E' vero che le diete low carb abbassano leggermente la temperatura corporea ma non risolvono il problema e la mancanza di carboidrati genera mille altri problemi (a partire dall'aumento del cortisolo).
La restrizione calorica è un'altra delle storture che ci propongono .
Ti parlo da ex sostenitore degli Omega3 (ne assumevo fino a 6g al giorno fra integratori e cibo) e da ex low carb/keto.
Dagli Omega 3 non ho mai tratto nessun beneficio (perchè io ho sempre evitato gli Omega 6), mente per la ketogenica ci ho provato per 2 anni a farla ma non sono mai riuscito ad andare oltre i 15 gg consecutivi.
Nello stesso periodo ho provato anche il digiuno intermittente (il 16/con risultati penosi (andavo il sabato mattina ad allenarmi in palestra a digiuno e mangiavo solo dopo l'allenamento: inutile dirti che dovevo usare i pesi della Barbie a digiuno...=
E' stato il periodo peggiore della mia vita: costantemente senza energie (tranne quando ricaricavo i carbo), perdita di massa magra e di forza, aumento della massa grassa, voglia di fare niente....
Anche l'affermazione che mangiare carboidrati porterebbe resistenza all'insulina non ha basi: i grassi competono coi i carbo per l'assorbimento (vedi Randle cycle) e generano resistenza all'insulina in grandi quantità:
Ti rispondo punto per punto perchè penso risulta più chiaro e comodo:
I polinsaturi perchè i monosaturi presentano meno problemi comunque ci servono in piccola parte per creare substrati ormonali e per assolvere ad alcune funzioni, ora secondo me ma non solo, il problema è la quantità, tra l'altro anche burro, sugna, ecc... shanno una buona quota di insaturi eppure li dentro si ossidano difficilmente il che penso che derivi dal fatto che quando solidificano diventano sostanzialmente bianchi che è un colore che respinge tutte le frequenze di luce, ma è possibile perchè ci sono pochi polinsaturi distribuiti in un mare di saturi che li circondano e di monosaturi che tendono ad ossidarsi più difficilmente.
Quindi io resto convinto che il nostro fabbisogno di O6/O3 è molto più basso di quello che si creda e che la sintesi in restrizione calorica che non vuol dire farla per sempre ma per brevi periodi probabilmente ai più giovani basta anche il digiuno tra due pasti purchè non ricchi di carboidrati e saturi o se ricchi in un ambiente che consuma molta energia (esercizio al freddo) riesca a farci ottenere la quaota di EPA e DHA di cui abbiamo bisogno che è piccola e non dell'ordine dei grammi.

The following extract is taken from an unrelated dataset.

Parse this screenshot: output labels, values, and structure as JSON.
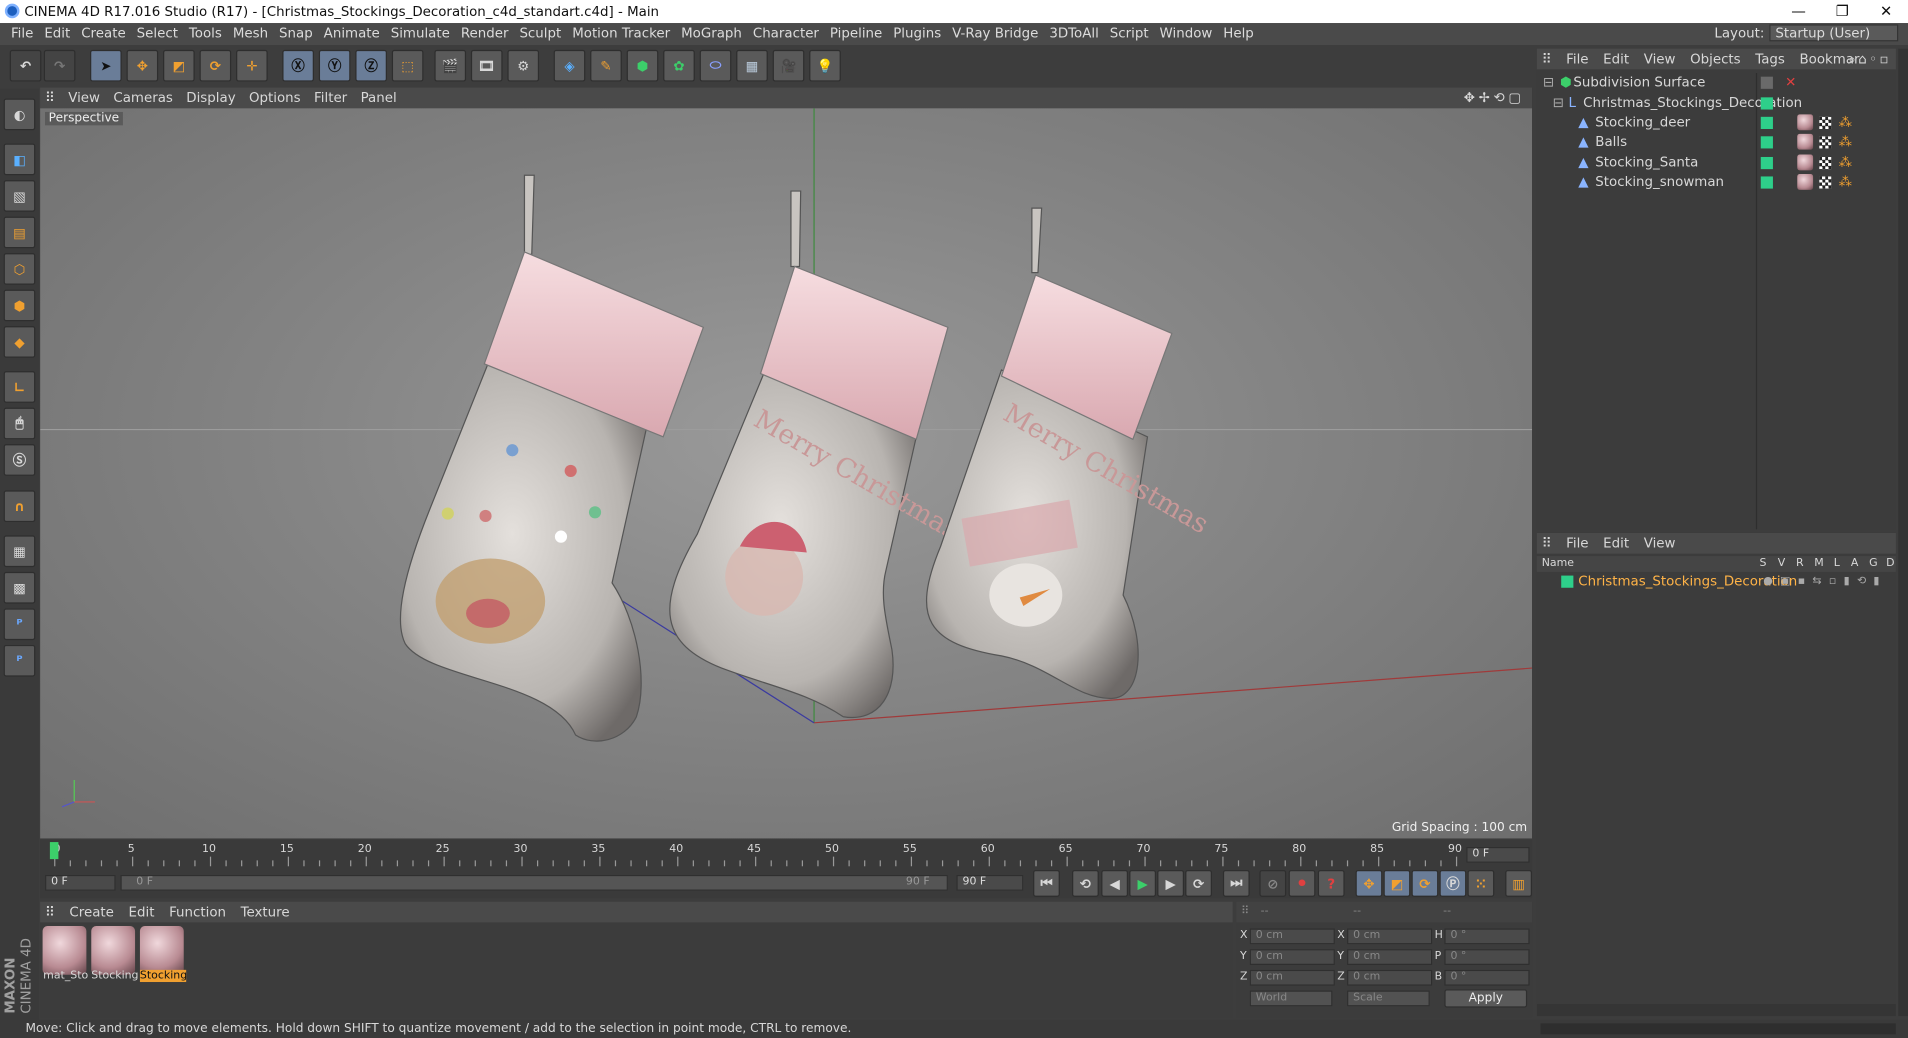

Sostanzialmente assumere omega3 è un modo poco economico di bruciare grassi se si è in grado ed un poco poco economico di riempirsi di radicali liberi.
Per i carboidrati io ho spostato la Perfect Health Diet di Jaminet quindi saprai che è l'unica paleo che fa consumare generose porzioni di amidi sicuri, però la restrizione calorica e di carboidrati intermittente mi permette di avere le abilità di bruciare corpi chetonici in ipoglicemia quindi avere l'unica cosa per cui ha senso farle: la flessibilità metabolica.
Cioè ci tengo a riportare che per Jaminet è meglio non scendere mai sotto i 100-150 grammi di amidi sicuri al giorno che non è che siano proprio pochi pochi e personalmente una quota maggiore non permette di ossidare bene i grassi.
E non credo che questo aumenti il cortisolo anzi lo abbassa visto che se non c'è glucosio e uno è flessibile metabolicamente i corpi chetonici aiutano nel risparmio dello stesso e gli stessi muscoli producono insulino-resistenza periferica per aumentare il risparmio.
Risultato: zero o quasi catabolismo muscolare.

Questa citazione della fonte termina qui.